Troubleshooting the batch job

A few slow local tasks could cause a huge performance impact when one stage needs to finish before the next one can start. The detailed stage/tasks link in the Spark UI can be used to identify slow running nodes, nodes with resources problems, skew in data partitioning which can be identified by looking at the input size/records, or a small number of tasks taking significantly longer time to execute than the others.

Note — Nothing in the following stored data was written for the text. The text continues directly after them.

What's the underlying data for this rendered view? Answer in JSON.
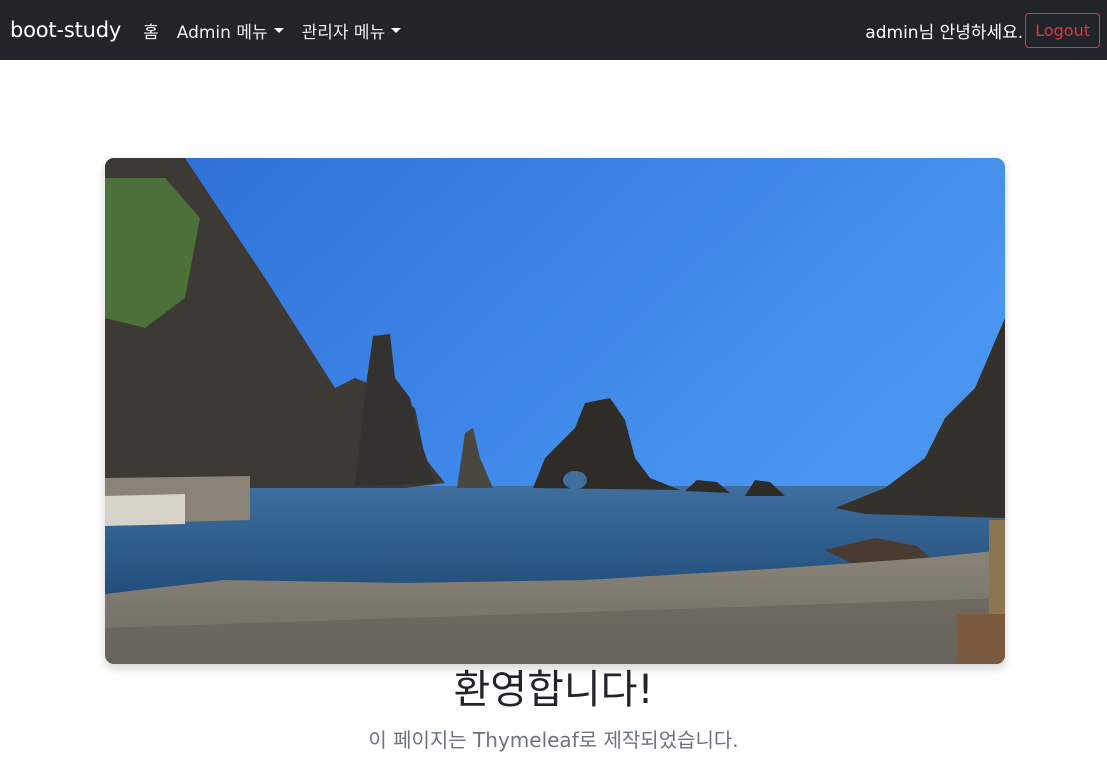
{
  "navbar": {
    "brand": "boot-study",
    "items": [
      {
        "label": "홈",
        "dropdown": false
      },
      {
        "label": "Admin 메뉴",
        "dropdown": true
      },
      {
        "label": "관리자 메뉴",
        "dropdown": true
      }
    ],
    "greeting": "admin님 안녕하세요.",
    "logout_label": "Logout"
  },
  "colors": {
    "navbar_bg": "#212529",
    "logout_accent": "#dc3545",
    "subtitle_text": "#6c757d"
  },
  "main": {
    "title": "환영합니다!",
    "subtitle": "이 페이지는 Thymeleaf로 제작되었습니다."
  }
}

Drilling down into slower running tasks we can determine if the slowness is in writing data, reading data, or computation. If the processing is slow, it can be due to not enough resources and we would need to focus on how much memory and cpu has been allocated for the executers and also the total number of cores allocated for the job.

Conclusion

To recap, here are some points covered in this article

  • Building the data pipeline for A/B testing with the lambda architecture using Spark helped us to have quick view of the data/metrics that get generated with a streaming job, and a reliable view from a scheduled batch process.
  • Using Spark/Spark Streaming helped us to write the business logic functions once, and then reuse the code in a batch ETL process as well as a streaming process which helped us lower the risk for errors resulting from duplicate code bases and also helped with the developer productivity as it provides a unified api for streaming, batch and interactive analytics.
  • We focused on having a stable stream/batch processing application first before focusing on the throughput. The performance of the applications were improved by tuning Spark’s serialization, memory parameters, increasing the number of cores and parallelism iteratively.
  • Spark Streaming/Batch UI provides very good information on the performance bottlenecks like shuffles, data skew, slow running tasks due to resource issues, task GC time, shuffle reads/writes, slow running stages, storage and other information to help troubleshoot the jobs.